Delete More Code (and Clean Up AI Slop)
November 25, 2025
last month i deleted about 40% of our codebase. not refactored. deleted. most of it was ai-generated code that worked fine but nobody understood anymore. it was the most productive week i've had all year.
how we got here
when you're building fast, you accumulate stuff. features that made sense six months ago. abstractions built "for later." modules copied from other projects that you never fully understood.
if you use ai to write code (yes, we vibe code), this compounds fast. ai-generated code is verbose, over-abstracted, and full of defensive checks for things that won't happen. it works, but it's slop. and it piles up faster than you realize.
that's the trap. it works, so you keep it. but collectively, it's friction. every new feature navigates around old decisions. every bug could be in twelve different places. onboarding someone means explaining why there are two user services.
what i actually deleted
unused feature flags. we had 22 feature flags. 7 of them hadn't been touched in months. some pointed to code that no longer existed. i deleted the flags and the dead code paths they guarded. nothing broke.
the "flexible" config system. we built a system that could configure anything from anywhere: environment variables, config files, database, remote service. in practice, we used environment variables for everything. i ripped out the abstraction and hardcoded the one pattern we actually use. 400 lines gone.
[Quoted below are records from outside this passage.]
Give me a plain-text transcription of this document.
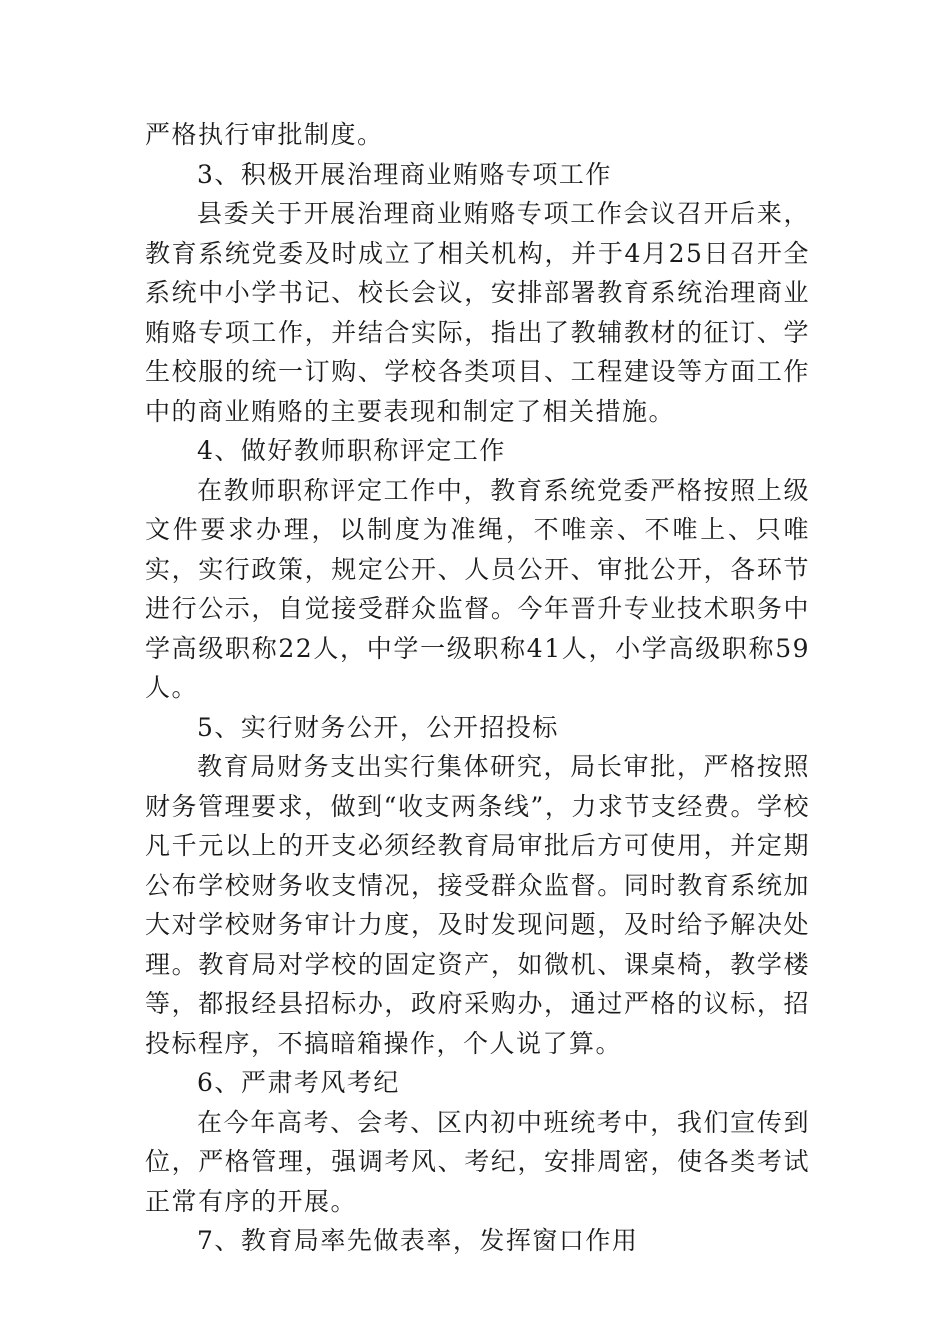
严格执行审批制度。

3、积极开展治理商业贿赂专项工作

县委关于开展治理商业贿赂专项工作会议召开后来，教育系统党委及时成立了相关机构，并于4月25日召开全系统中小学书记、校长会议，安排部署教育系统治理商业贿赂专项工作，并结合实际，指出了教辅教材的征订、学生校服的统一订购、学校各类项目、工程建设等方面工作中的商业贿赂的主要表现和制定了相关措施。

4、做好教师职称评定工作

在教师职称评定工作中，教育系统党委严格按照上级文件要求办理，以制度为准绳，不唯亲、不唯上、只唯实，实行政策，规定公开、人员公开、审批公开，各环节进行公示，自觉接受群众监督。今年晋升专业技术职务中学高级职称22人，中学一级职称41人，小学高级职称59人。

5、实行财务公开，公开招投标

教育局财务支出实行集体研究，局长审批，严格按照财务管理要求，做到“收支两条线”，力求节支经费。学校凡千元以上的开支必须经教育局审批后方可使用，并定期公布学校财务收支情况，接受群众监督。同时教育系统加大对学校财务审计力度，及时发现问题，及时给予解决处理。教育局对学校的固定资产，如微机、课桌椅，教学楼等，都报经县招标办，政府采购办，通过严格的议标，招投标程序，不搞暗箱操作，个人说了算。

6、严肃考风考纪

在今年高考、会考、区内初中班统考中，我们宣传到位，严格管理，强调考风、考纪，安排周密，使各类考试正常有序的开展。

7、教育局率先做表率，发挥窗口作用
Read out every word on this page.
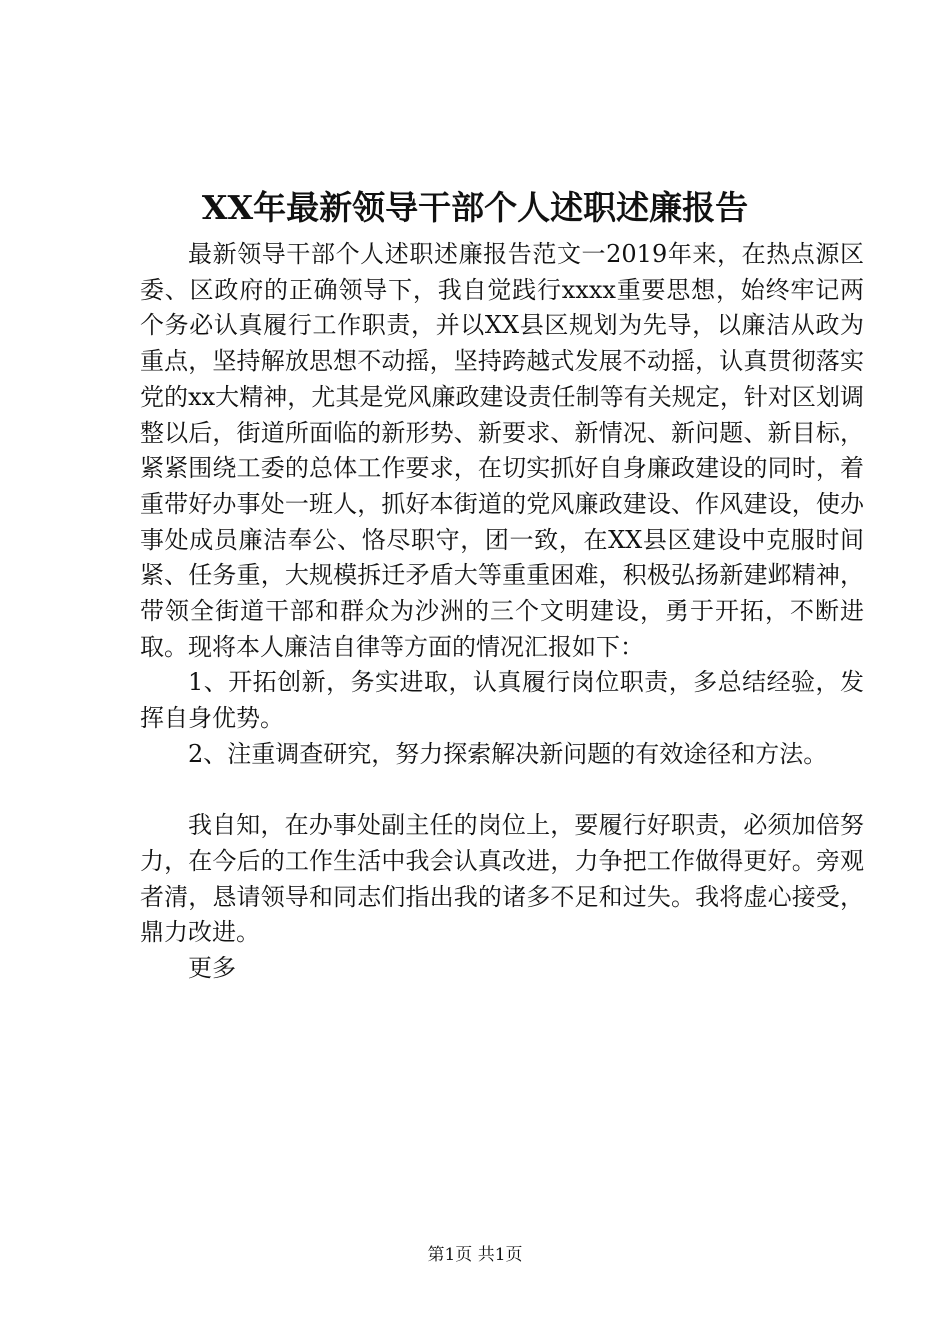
XX年最新领导干部个人述职述廉报告

最新领导干部个人述职述廉报告范文一2019年来，在热点源区委、区政府的正确领导下，我自觉践行xxxx重要思想，始终牢记两个务必认真履行工作职责，并以XX县区规划为先导，以廉洁从政为重点，坚持解放思想不动摇，坚持跨越式发展不动摇，认真贯彻落实党的xx大精神，尤其是党风廉政建设责任制等有关规定，针对区划调整以后，街道所面临的新形势、新要求、新情况、新问题、新目标，紧紧围绕工委的总体工作要求，在切实抓好自身廉政建设的同时，着重带好办事处一班人，抓好本街道的党风廉政建设、作风建设，使办事处成员廉洁奉公、恪尽职守，团一致，在XX县区建设中克服时间紧、任务重，大规模拆迁矛盾大等重重困难，积极弘扬新建邺精神，带领全街道干部和群众为沙洲的三个文明建设，勇于开拓，不断进取。现将本人廉洁自律等方面的情况汇报如下：

1、开拓创新，务实进取，认真履行岗位职责，多总结经验，发挥自身优势。

2、注重调查研究，努力探索解决新问题的有效途径和方法。

我自知，在办事处副主任的岗位上，要履行好职责，必须加倍努力，在今后的工作生活中我会认真改进，力争把工作做得更好。旁观者清，恳请领导和同志们指出我的诸多不足和过失。我将虚心接受，鼎力改进。

更多

第1页 共1页
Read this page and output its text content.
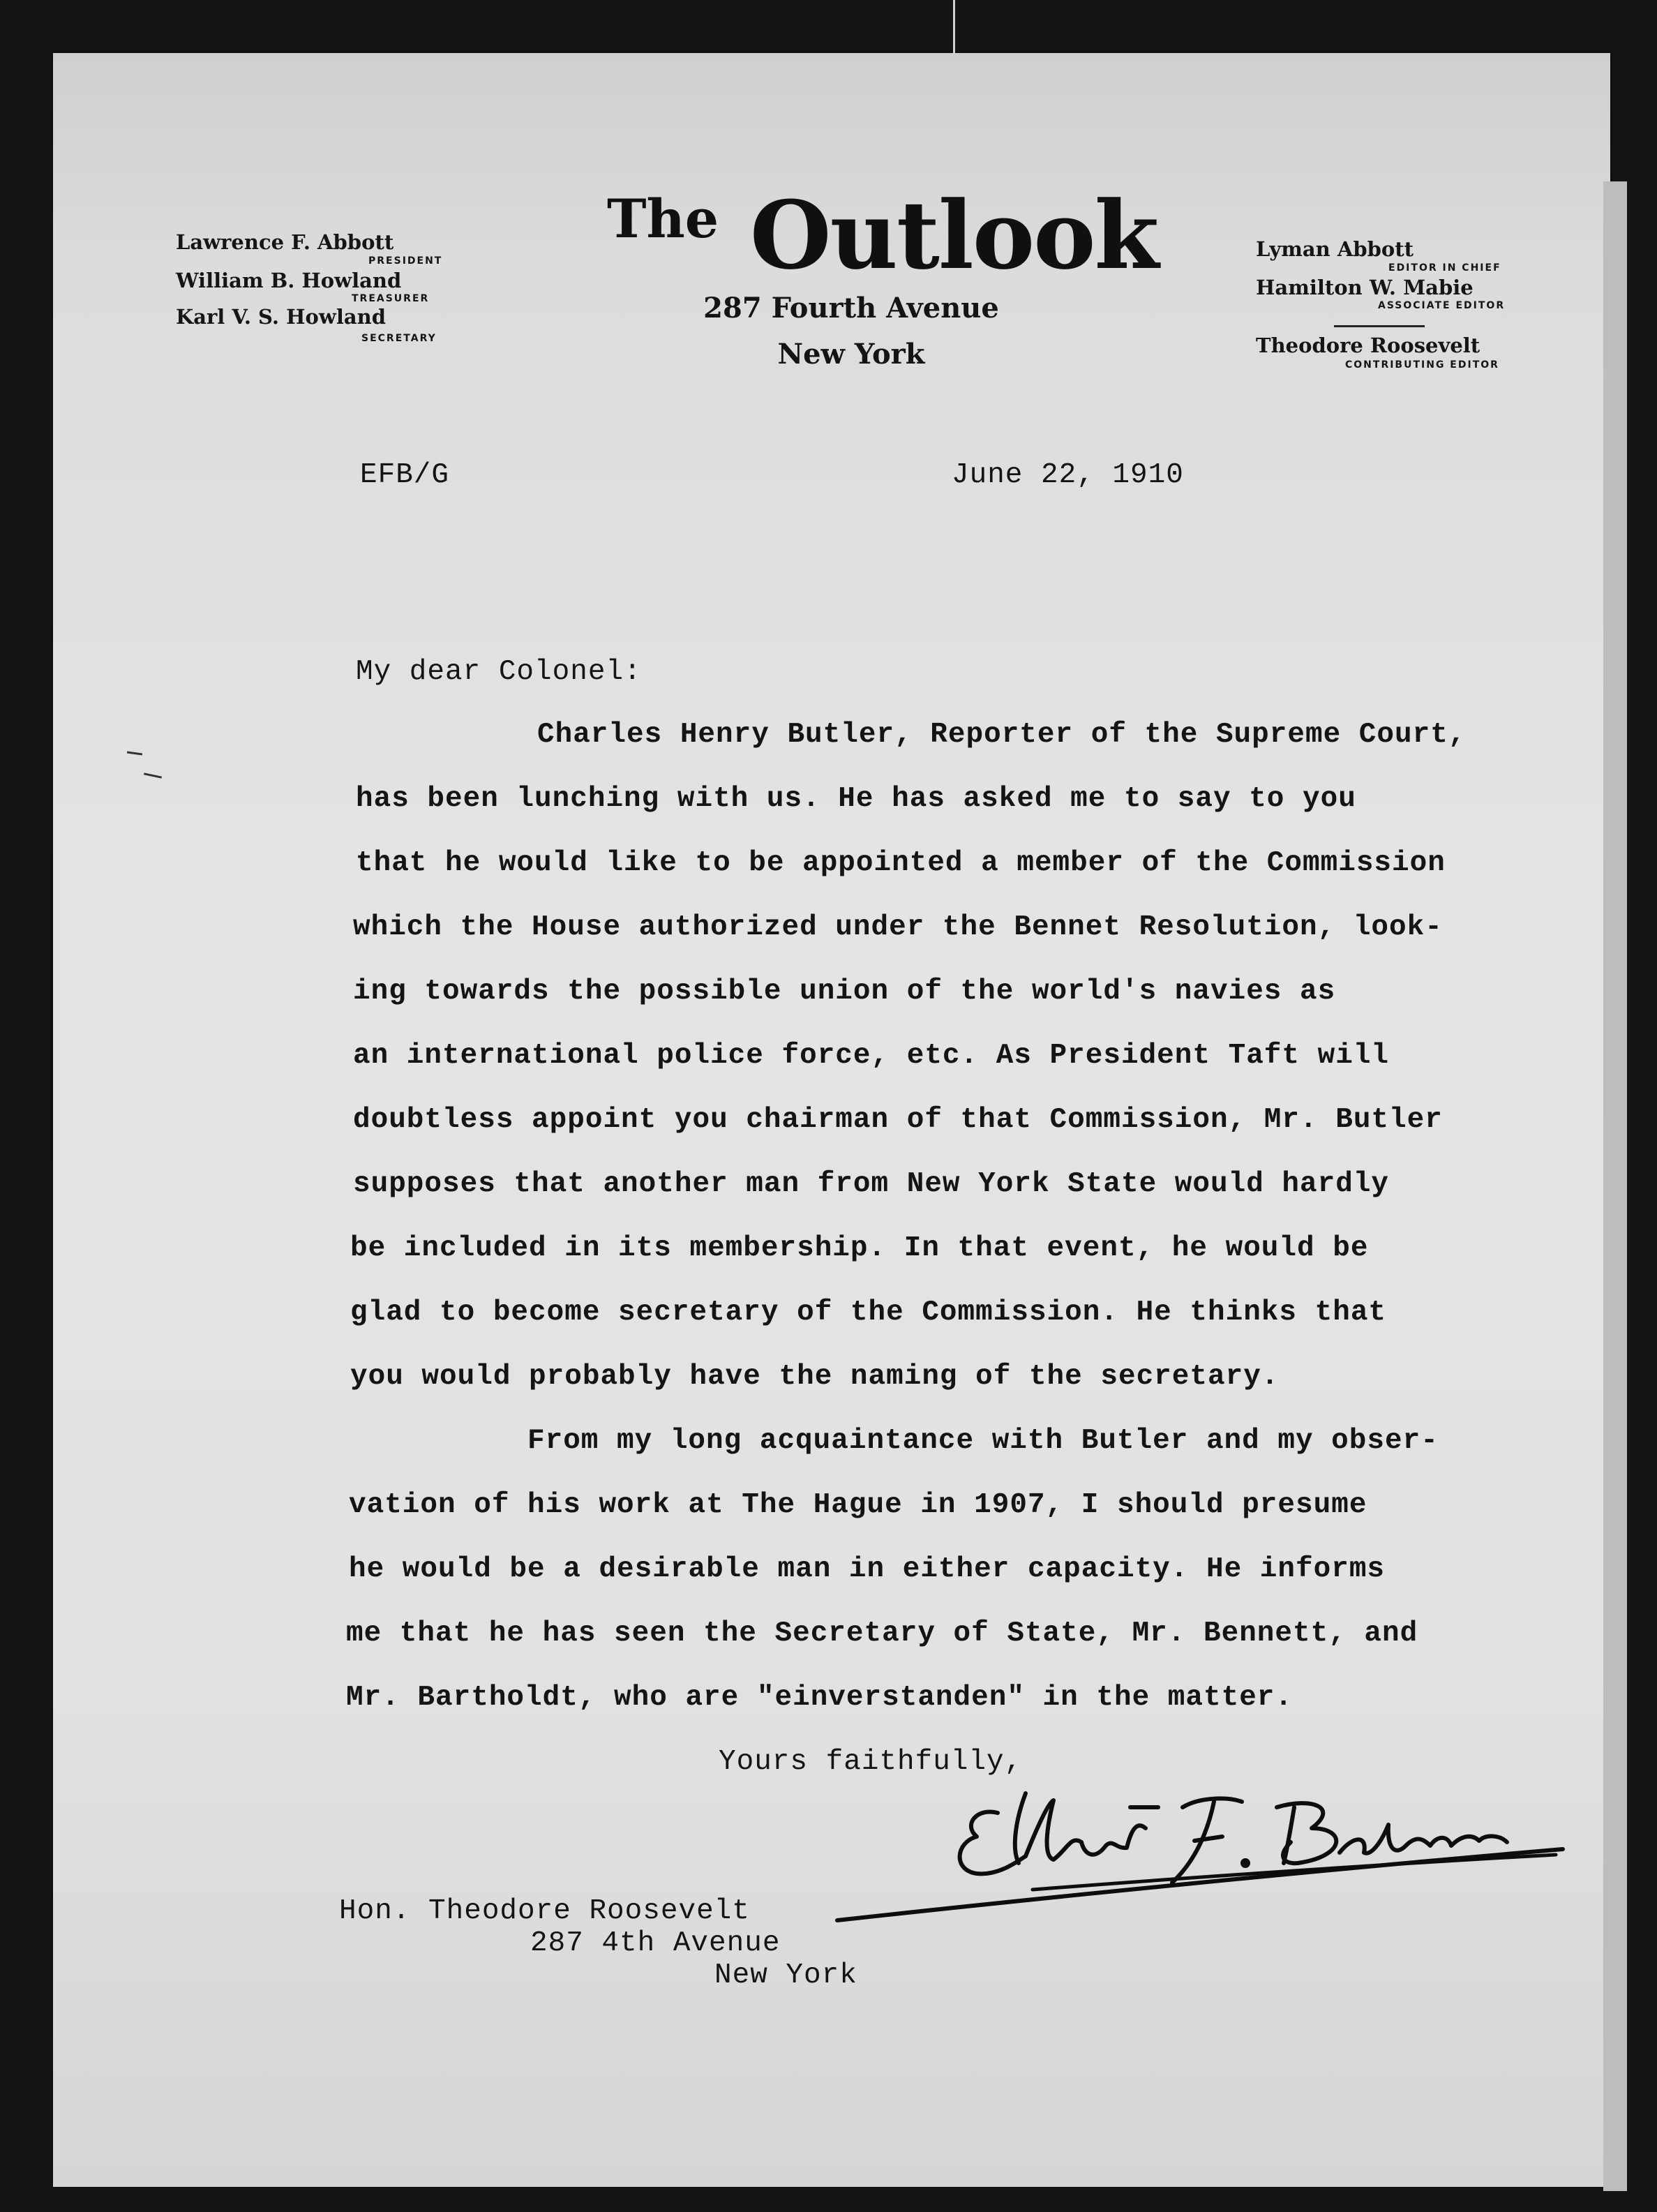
Lawrence F. Abbott
PRESIDENT
William B. Howland
TREASURER
Karl V. S. Howland
SECRETARY
$^{The}$ Outlook
287 Fourth Avenue
New York
Lyman Abbott
EDITOR IN CHIEF
Hamilton W. Mabie
ASSOCIATE EDITOR
Theodore Roosevelt
CONTRIBUTING EDITOR
EFB/G	June 22, 1910
My dear Colonel:
Charles Henry Butler, Reporter of the Supreme Court,
has been lunching with us. He has asked me to say to you
that he would like to be appointed a member of the Commission
which the House authorized under the Bennet Resolution, look-
ing towards the possible union of the world's navies as
an international police force, etc. As President Taft will
doubtless appoint you chairman of that Commission, Mr. Butler
supposes that another man from New York State would hardly
be included in its membership. In that event, he would be
glad to become secretary of the Commission. He thinks that
you would probably have the naming of the secretary.
From my long acquaintance with Butler and my obser-
vation of his work at The Hague in 1907, I should presume
he would be a desirable man in either capacity. He informs
me that he has seen the Secretary of State, Mr. Bennett, and
Mr. Bartholdt, who are "einverstanden" in the matter.
Yours faithfully,
Hon. Theodore Roosevelt
287 4th Avenue
New York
defensive code for impossible states. null checks on things that can't be null. try/catch blocks around code that can't throw. validation for data that's already validated upstream. years of "just to be safe" accumulating into noise.
tests for deleted features. the features were gone but the tests remained, mocking things that no longer existed, passing because they tested nothing.
the second way of doing things. we had two http clients, two logging wrappers, two date formatting utilities. i picked one of each and migrated everything. the "worse" option was often fine. the consistency mattered more than the choice.
what happened after
build times dropped. not because of caching tricks or parallelization. just less code to compile.
bugs got easier to find. fewer places to look. fewer interactions to reason about. i fixed a bug last week by reading the entire module. that used to be impossible.
new features got faster to ship. not because of new tooling. because i could hold the relevant context in my head. no more "wait, which service handles this again?"
how to know what to delete
search for the last meaningful change. if a file hasn't been touched in six months except for bulk reformatting or dependency updates, question whether it needs to exist.
look for code that's "handling" things. error handlers that log and rethrow. wrappers that add nothing. adapters between things that could talk directly. every layer has a cost.
find the features nobody uses. check your analytics. talk to users. that export-to-pdf feature you spent two weeks on? if nobody clicks it, delete it. you can rebuild it if someone asks. they won't ask.
delete the abstraction before you need the variation. we had a plugin system for exactly one plugin. i inlined it. if we ever need a second plugin, i'll spend an hour extracting the abstraction. probably won't happen.
especially if you vibe code
most ai-generated code is slop. it works. it passes the tests. it does what you asked. but it's not good code. depending on which model you're using, you get varying degrees of over-engineering, weird patterns, and abstractions that make sense to no one.
the trap is that it works. you prompt, it generates, you run it, it runs. so you ship and move on. but you didn't write it, so you don't fully own it mentally. you don't know why it made that choice. you don't notice the three extra layers it added. the slop accumulates.
this is why periodic rewrites matter. not refactors. rewrites. take a module that ai helped you build three months ago and actually read it. understand what it does. then rewrite the logic yourself, cleaner, with the context you have now. you'll delete half the code and the result will be better.
i've found that for every hour of ai-assisted coding, i need to spend fifteen minutes actively cleaning up. not just deleting dead code, but rewriting the logic that survived. the helper functions that are unnecessarily generic. the error handling for impossible states. the class hierarchies that exist because the model learned from java codebases.
ai makes you faster at generating code. it doesn't make you faster at having good code. that part is still on you. and it requires regularly going back and fixing what the model got wrong.
every line of code is a liability. the only way to have zero bugs in a feature is to not have that feature.
the fear
the hardest part isn't finding code to delete. it's convincing yourself it's okay. what if we need it later? what if there's a bug and we need to debug the old path? what if someone asks for that feature back?
that's what version control is for. the code isn't gone. it's in git. you can resurrect it in minutes. in two years of doing this, i've restored deleted code exactly once.
the fear of deleting is almost always worse than the reality.
a ritual
i've started doing this quarterly now. one week, no new features. just deletion. i go through the codebase file by file and ask: does this need to exist? is this the only way to do this thing? when was the last time a human read this?
it feels unproductive. your commit count goes negative. you're not shipping anything visible. but the next three months feel lighter. the codebase becomes something you can understand again, not just navigate.
the best code you write might be the code you delete.